BIPOC (Black, Indigenous People of Color) individuals can face various barriers when trying to seek mental healthcare. One of these barriers can be their culture’s perception of mental health and asking for professional help. In various communities, therapy is seen as being “for crazy people only.” Some cultures view therapy as “airing out dirty laundry to a stranger” and expect people to “tough it out” as therapy can be seen by some as “a luxury for white people.” For example, when I was younger, I heard statements that echoed the ones I listed earlier, and was given the common message that therapy is “for crazy people.” The stigma I saw attached to going to therapy made me hesitant to try it out myself.

Two other factors that can influence someone’s ability to seek out care are both their income and health insurance status. A lack of income, health insurance, or both can be a huge barrier in receiving psychiatric care. Therapy sessions can range in price from anywhere from $65-$250 a session, even if someone is just paying a $10-$50 copay, this can be a financial burden. In addition to income, fear and mistrust of the mental healthcare system can be a barrier in receiving treatment. BIPOC individuals may not trust psychiatric care due to experiencing racism or discrimination by past medical providers. There is a shortage of BIPOC therapists. According to a study done in 2015 by the American Psychological Association, 86% of psychologists in the US were white, 5% were hispanic, 5% were asian, and 4% were black. Out of those 86% who are white, at least a sizable amount of these doctors lack cultural awareness, which can lead to issues such as communication barriers, racial profiling of patients, and a lack of trust between the doctor and the patient.

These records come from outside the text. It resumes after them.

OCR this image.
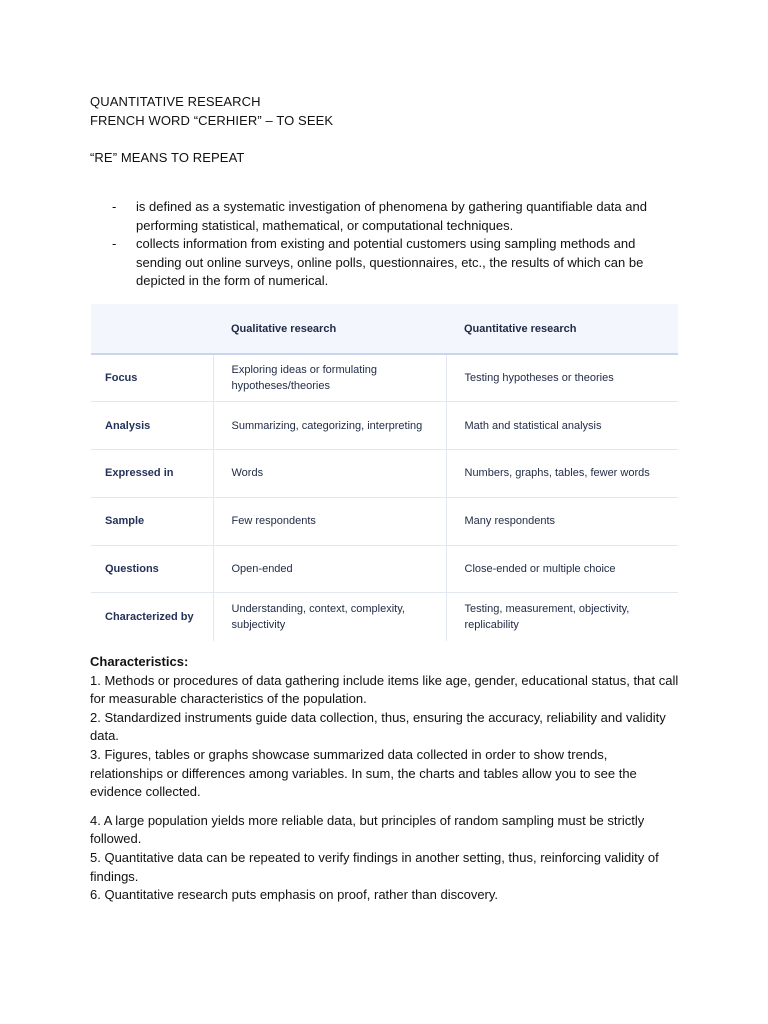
QUANTITATIVE RESEARCH
FRENCH WORD “CERHIER” – TO SEEK
“RE” MEANS TO REPEAT
- is defined as a systematic investigation of phenomena by gathering quantifiable data and performing statistical, mathematical, or computational techniques.
- collects information from existing and potential customers using sampling methods and sending out online surveys, online polls, questionnaires, etc., the results of which can be depicted in the form of numerical.
	Qualitative research	Quantitative research
Focus	Exploring ideas or formulating hypotheses/theories	Testing hypotheses or theories
Analysis	Summarizing, categorizing, interpreting	Math and statistical analysis
Expressed in	Words	Numbers, graphs, tables, fewer words
Sample	Few respondents	Many respondents
Questions	Open-ended	Close-ended or multiple choice
Characterized by	Understanding, context, complexity, subjectivity	Testing, measurement, objectivity, replicability

Characteristics:

1. Methods or procedures of data gathering include items like age, gender, educational status, that call for measurable characteristics of the population.

2. Standardized instruments guide data collection, thus, ensuring the accuracy, reliability and validity data.

3. Figures, tables or graphs showcase summarized data collected in order to show trends, relationships or differences among variables. In sum, the charts and tables allow you to see the evidence collected.

4. A large population yields more reliable data, but principles of random sampling must be strictly followed.

5. Quantitative data can be repeated to verify findings in another setting, thus, reinforcing validity of findings.

6. Quantitative research puts emphasis on proof, rather than discovery.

The shortage of BIPOC therapists and white therapists who are culturally aware leads to BIPOC individuals being less likely to seek out mental health services, or stopping mental health services early, and therefore less likely to receive the care that they need. A stressful care experience can often worsen someone’s mental health rather than helping it. If a patient is feeling misunderstood or experiences discrimination, this will only increase mental health struggles.

Professionals and patients alike have been organizing for decades to combat this issue, and have come up with a variety of resources for BIPOC individuals in need of psychiatric care. These services include directories with BIPOC Therapists who take insurance such as Therapy for Black Girls, Therapy for Black Men, Inclusivetherapists.com, and the National Queer and Trans Therapists of Color Network. They can also look like phone hotlines such as the National Alliance for Hispanic Health and The Steve Fund. Communities have also come together through mutual funds to offset the costs of psychiatric care for one another. These resources have all improved BIPOC individuals’ access to quality care immensely. 

At The Nan Project, we also are making efforts to promote inclusive psychiatric care for BIPOC individuals. During student presentations, we highlight resources for BIPOC students and some of our Peer Mentors talk about their cultural identities and experiences with their race as it connects to their mental health. This helps to break the stigma that comes attached to struggling mental health as a BIPOC individual, especially for students raised to hide or be ashamed of their mental health struggles. I am thankful to The Nan Project for giving me a platform to share my story, and do my part to break the stigma surrounding talking about mental health. 

While there are systemic issues that can create barriers to BIPOC individuals receiving care, we as a community can step up to help those struggling around us. Promoting and donating to mutual aid funds as you can, examining and working through your individual prejudices, being a listening non judgemental ear to the BIPOC individuals in your life who are struggling, and sharing resources with people who would benefit from them are individual steps we can take to improve the circumstances for BIPOC individuals struggling with their mental health.